Of the cast, despite his meager showings at the box office to date, it is Chris Rock’s ‘Marty the Zebra’ whose star shines brightest. His unmistakable voice and energy provide a much needed jolt into a notable cast rife with relatively unmemorable voiceover work. With his share of big screen bombs behind him, perhaps Rock’s greatest attribute is his voice, which lends itself incredibly well here, just as it’s distinctiveness has suited him as a pioneer on the stand up stage. Stiller and Schwimmer are casted capably enough in their roles, with Stiller’s whininess and Schwimmer’s anxieties written to suit each of them just fine. The rest of the cast manages to fill in sufficiently although none really sticks out performance-wise.

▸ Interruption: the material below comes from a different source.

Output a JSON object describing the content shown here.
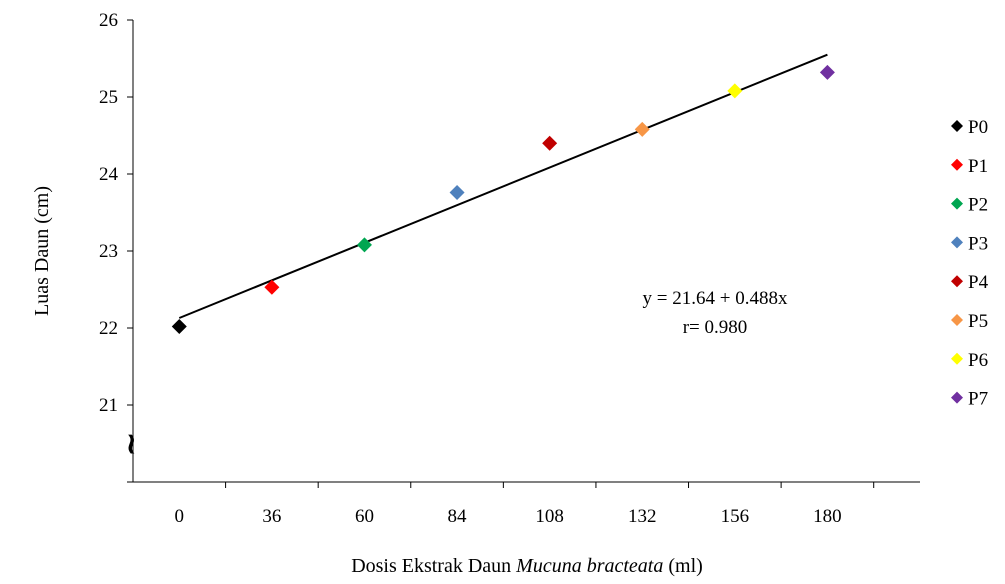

Understandably, this is voiceover work, but still.

The film is likely to score big time box office dollars catering toward a younger audience, but it can also live on as a film that adults are certainly able to stomach. Several times, I found myself snickering throughout, just as excited as the seven year old next to me, and especially during comedic scenes written to go over her little head. Most films of this ilk offer up a nice feel good ending, and truth be told, this one is no different. In the third and unlikely to be the last installment of the Madagascar series of films, ‘Europe’s Most Wanted” is perhaps the series’ finest. The 3-D, while unnecessary, works much better here than it did in “Men in Black: 3,” effectively mixing the illustrations and vibrant colors with the effects that pop from the screen out to the audience. Young viewers will especially have a field day watching the Katy Perry “Firework” circus scene, as the adults in the crowd tap their feet and hum along accordingly. You might spend much of the film trying to figure out whose voice is who’s aside from the main characters- but hey, for an entertaining film catered to a young audience, just be happy you were this engaged throughout.

“Madagascar 3: Europe’s Most Wanted” is rated PG, starring Ben Stiller, David Schwimmer, Chris Rock, and Jada Pinkett Smith, has a runtime of 85 minutes, and is released in theaters everywhere on Friday, June 8th.